Иногда Данилов злился на свой инструмент, вздыхал: «Вот бы Альбани…» Но разве дело было в Альбани! Кабы в Альбани! Данилов осунулся, а и так был худ. Случались минуты, когда он у себя в квартире, оставив инструмент и ноты, подходил к окну, пытался представить, какие чувства испытывал в последние мгновения жизни Миша Коренев, о чем он размышлял и намечал ли раньше себе это окно. Стояли холода, когда Миша прыгнул, рамы были проклеены бумагой, и Мише пришлось с силой рвануть створку…

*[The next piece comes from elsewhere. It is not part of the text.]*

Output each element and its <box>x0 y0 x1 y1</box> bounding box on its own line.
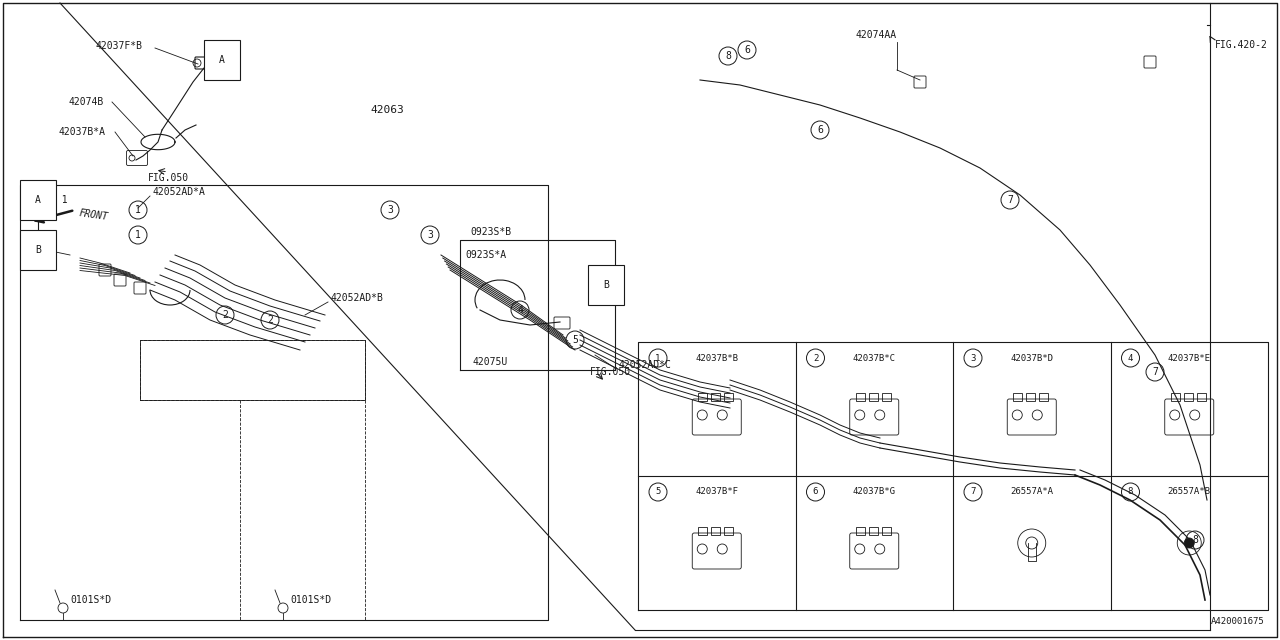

Не сразу Данилов отходил от окна… Мысли о тишине были соблазнительны. Вдруг Земский прав? Данилов чувствовал в себе симфонию Переслегина, все ее звуки и звуки своего альта, но он знал, что не сможет передать людям их так, как он их чувствовал. Да и никогда он не создаст именно эти звуки! С трудом Данилов заставлял себя брать инструмент. И играл, играл… Не думал ни о чем, просто играл. Окончив какую-либо часть симфонии, говорил себе: «Да нет, что же я, ведь неплохо, лучше, чем в прошлый раз, не такая я уж и бездарность…» Однако проходили минуты, возвращались мысли о собственном несовершенстве, чуть ли не плакать хотелось… Он стал раздражительным. Вещи, не слушавшиеся Данилова, злили его. Он готов был их разбить или сломать. В театре коллеги удивлялись Данилову, для них он был ровный, мягкий человек, вежливый, как старый петербуржец, а тут словно преобразился. Он и на репетициях во Дворце энергетиков нервничал, и не раз. Однажды чуть было не поругался с Переслегиным. Переслегин тоже был в раздражении, ему не нравилась и своя музыка, и оркестр, и игра Данилова, и, наверное, то, что альт солировал у него в симфонии. Он ходил по сцене дровосеком, явись ему сейчас топор в руки, он порубил бы в ярости и пюпитры, и инструменты, в том числе и медные. Походив, он бросил оркестру, а потом и Данилову обидные слова. Данилов, как будто бы готовый принять любой упрек в свой адрес, все же не выдержал и тоже обидел словом композитора. Про себя подумал: «Тоже мне! Большой мастер! Чайковский! Вагнер! Строит из себя гения… А сам-то кто! Сочинил симфонию в семи частях, не знает почему, а думает, что гений».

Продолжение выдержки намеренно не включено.